Decision on the Oath

In a Sacramento courtroom last week, the two-year battle of the University of California loyalty oath came to its first legal decision. By unanimous vote, the three-man district court of appeals 1) declared the oath unconstitutional and 2) ordered the reinstatement of 26 professors who had been fired for not signing it.

Under California's constitution, said the court, all state employees (including faculty members of the university) are already required to swear allegiance to both state and nation. "We conclude that the people of California intended . . . that that pledge is the highest loyalty that can be demonstrated by any citizen, and that the exacting of any other test of loyalty would be anti-ethical to our fundamental concept of freedom."

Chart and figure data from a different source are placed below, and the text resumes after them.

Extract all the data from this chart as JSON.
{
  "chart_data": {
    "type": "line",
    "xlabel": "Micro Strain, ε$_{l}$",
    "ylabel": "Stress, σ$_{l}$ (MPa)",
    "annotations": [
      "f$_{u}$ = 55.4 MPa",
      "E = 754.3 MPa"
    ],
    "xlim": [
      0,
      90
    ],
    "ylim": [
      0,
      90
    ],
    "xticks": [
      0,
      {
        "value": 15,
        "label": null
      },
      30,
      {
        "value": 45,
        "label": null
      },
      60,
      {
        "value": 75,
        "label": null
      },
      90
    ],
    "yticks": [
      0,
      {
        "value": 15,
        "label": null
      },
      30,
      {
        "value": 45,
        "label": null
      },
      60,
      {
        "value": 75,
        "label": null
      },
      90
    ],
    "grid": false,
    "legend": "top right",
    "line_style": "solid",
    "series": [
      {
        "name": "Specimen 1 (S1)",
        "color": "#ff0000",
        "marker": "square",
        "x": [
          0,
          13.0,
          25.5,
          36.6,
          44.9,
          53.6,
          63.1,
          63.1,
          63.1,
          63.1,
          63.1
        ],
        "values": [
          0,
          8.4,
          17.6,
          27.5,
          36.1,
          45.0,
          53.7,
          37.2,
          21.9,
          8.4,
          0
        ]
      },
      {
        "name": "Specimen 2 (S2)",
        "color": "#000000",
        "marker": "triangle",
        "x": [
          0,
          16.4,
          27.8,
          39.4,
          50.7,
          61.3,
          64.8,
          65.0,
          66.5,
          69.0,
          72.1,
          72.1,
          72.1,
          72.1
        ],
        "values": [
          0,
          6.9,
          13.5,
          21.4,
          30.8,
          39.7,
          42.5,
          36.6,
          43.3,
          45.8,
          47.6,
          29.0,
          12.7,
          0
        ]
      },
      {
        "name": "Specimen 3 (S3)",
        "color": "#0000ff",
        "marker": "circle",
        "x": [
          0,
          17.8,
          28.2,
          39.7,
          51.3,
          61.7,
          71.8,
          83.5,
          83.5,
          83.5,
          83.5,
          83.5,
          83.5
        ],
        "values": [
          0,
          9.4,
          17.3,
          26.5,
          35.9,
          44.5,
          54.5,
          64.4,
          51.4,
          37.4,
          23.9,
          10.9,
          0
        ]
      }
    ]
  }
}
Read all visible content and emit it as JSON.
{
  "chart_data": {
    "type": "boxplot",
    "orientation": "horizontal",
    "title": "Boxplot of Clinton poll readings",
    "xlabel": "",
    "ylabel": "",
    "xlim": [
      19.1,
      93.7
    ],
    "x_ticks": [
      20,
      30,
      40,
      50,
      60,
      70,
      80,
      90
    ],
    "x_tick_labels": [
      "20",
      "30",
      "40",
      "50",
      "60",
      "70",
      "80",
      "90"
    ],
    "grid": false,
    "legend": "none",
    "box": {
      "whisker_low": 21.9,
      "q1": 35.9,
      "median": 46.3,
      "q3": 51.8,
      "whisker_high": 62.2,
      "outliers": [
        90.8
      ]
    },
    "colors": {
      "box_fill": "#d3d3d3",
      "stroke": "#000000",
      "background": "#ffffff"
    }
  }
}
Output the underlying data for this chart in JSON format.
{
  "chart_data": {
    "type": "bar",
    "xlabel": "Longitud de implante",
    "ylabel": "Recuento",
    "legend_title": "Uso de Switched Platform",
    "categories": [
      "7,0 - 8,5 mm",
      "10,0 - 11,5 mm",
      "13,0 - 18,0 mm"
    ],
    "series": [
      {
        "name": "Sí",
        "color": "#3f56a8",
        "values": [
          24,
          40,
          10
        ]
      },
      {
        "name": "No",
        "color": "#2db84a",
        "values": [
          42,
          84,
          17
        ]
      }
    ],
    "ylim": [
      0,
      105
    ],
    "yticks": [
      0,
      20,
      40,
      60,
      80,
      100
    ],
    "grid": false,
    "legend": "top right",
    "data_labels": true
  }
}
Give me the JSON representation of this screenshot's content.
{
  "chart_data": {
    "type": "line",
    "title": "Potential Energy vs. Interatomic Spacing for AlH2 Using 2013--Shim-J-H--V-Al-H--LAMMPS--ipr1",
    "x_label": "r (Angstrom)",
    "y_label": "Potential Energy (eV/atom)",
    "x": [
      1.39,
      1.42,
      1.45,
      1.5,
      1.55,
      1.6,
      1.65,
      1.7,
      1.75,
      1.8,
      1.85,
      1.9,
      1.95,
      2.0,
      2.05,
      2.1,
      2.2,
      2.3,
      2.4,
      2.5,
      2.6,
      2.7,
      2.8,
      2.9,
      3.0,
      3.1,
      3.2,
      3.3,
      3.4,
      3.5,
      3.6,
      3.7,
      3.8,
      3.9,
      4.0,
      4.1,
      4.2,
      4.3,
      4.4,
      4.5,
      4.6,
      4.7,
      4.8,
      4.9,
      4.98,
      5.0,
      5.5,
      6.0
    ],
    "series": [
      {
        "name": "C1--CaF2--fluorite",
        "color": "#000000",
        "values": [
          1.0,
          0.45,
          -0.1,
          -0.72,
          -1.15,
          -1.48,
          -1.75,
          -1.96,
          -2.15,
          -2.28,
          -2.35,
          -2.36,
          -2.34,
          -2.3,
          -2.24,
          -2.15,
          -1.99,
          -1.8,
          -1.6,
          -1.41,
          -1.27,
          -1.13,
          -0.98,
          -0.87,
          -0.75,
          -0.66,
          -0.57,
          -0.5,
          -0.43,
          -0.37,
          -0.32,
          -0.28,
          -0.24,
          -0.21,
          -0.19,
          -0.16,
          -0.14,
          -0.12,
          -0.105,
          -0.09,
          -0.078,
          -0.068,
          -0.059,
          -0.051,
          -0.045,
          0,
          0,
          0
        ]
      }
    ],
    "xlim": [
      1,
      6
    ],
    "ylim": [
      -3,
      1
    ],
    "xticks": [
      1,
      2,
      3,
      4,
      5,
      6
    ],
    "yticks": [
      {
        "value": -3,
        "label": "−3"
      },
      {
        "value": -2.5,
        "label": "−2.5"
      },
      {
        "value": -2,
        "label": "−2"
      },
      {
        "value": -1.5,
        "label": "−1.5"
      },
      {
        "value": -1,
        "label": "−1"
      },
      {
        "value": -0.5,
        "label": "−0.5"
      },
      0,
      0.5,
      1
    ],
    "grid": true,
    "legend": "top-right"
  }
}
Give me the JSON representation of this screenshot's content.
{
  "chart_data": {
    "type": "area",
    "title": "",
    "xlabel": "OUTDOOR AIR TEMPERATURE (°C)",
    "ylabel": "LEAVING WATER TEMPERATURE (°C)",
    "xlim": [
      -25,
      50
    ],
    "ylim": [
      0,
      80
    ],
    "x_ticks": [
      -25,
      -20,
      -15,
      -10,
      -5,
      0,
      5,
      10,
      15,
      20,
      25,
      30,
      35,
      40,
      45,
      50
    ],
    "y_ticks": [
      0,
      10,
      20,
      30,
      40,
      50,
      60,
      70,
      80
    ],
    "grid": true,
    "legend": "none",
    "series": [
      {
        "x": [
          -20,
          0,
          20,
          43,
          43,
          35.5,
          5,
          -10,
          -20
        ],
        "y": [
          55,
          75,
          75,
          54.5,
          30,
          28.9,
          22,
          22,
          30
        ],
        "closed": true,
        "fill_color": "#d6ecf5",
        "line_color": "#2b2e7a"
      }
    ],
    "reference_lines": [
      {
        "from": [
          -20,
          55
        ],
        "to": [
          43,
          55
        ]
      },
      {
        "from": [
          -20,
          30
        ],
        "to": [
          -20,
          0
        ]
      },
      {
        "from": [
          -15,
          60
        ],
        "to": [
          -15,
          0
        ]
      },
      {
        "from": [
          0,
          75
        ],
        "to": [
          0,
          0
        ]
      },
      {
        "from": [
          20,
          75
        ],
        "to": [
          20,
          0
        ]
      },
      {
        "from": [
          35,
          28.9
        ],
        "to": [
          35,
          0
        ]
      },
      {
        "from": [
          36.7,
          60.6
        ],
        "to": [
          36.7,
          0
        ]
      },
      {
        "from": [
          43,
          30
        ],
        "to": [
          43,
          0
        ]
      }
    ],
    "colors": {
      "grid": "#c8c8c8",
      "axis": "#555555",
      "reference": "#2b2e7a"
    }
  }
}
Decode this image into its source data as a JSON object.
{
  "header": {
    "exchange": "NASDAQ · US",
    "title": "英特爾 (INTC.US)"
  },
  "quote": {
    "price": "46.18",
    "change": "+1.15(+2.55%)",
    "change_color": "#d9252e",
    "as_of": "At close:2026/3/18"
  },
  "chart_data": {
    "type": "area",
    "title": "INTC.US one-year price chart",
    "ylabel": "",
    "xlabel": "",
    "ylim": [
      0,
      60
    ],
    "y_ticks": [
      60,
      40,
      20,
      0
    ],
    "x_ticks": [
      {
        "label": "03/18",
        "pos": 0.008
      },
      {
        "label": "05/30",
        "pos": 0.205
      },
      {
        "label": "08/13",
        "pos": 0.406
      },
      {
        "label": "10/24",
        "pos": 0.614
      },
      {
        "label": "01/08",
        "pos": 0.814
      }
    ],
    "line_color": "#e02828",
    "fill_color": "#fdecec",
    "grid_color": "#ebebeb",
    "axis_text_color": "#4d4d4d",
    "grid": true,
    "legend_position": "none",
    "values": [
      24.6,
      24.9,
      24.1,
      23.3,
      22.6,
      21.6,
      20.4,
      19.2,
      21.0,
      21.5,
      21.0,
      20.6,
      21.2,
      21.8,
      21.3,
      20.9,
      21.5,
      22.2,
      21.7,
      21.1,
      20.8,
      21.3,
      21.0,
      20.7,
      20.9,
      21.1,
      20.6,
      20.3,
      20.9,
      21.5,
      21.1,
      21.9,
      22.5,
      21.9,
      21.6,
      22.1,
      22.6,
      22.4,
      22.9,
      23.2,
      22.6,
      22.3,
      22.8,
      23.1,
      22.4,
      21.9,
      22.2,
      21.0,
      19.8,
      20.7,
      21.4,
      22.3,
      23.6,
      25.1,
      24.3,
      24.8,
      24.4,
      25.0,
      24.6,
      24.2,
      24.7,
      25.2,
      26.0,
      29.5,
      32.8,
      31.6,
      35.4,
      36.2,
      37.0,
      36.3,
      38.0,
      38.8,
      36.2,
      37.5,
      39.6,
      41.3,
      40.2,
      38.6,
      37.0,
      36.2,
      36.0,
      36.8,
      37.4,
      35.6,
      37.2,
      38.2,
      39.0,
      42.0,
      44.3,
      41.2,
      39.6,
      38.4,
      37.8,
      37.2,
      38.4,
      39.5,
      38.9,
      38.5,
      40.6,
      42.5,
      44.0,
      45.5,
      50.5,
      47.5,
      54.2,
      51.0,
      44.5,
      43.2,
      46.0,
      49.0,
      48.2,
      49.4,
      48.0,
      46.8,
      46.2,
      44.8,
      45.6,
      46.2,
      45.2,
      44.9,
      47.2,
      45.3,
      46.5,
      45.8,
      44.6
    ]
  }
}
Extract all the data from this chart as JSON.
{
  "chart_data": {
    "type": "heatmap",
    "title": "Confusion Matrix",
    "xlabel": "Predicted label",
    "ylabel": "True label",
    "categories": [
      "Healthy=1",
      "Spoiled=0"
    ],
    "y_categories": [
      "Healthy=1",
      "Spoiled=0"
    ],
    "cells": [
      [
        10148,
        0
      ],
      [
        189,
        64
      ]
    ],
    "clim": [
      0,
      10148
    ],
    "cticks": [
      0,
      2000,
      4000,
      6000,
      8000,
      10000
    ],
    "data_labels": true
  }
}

However well-intentioned the regents might be in trying to protect the university from subversive influences, said the court, "we are also keenly aware that equal to the danger of subversion from without by means of force and violence is the danger of subversion from within by its gradual whittling away and the resulting disintegration of the very pillars of our freedom."

The effect of the decision, unless upset by appeal to a higher court, would reach far beyond the university campus. It would undoubtedly shake the validity of the recent California law requiring a special oath of every civil defense worker. It might also influence the courts in other states (e.g., Texas and Colorado) which had imposed similar loyalty oaths.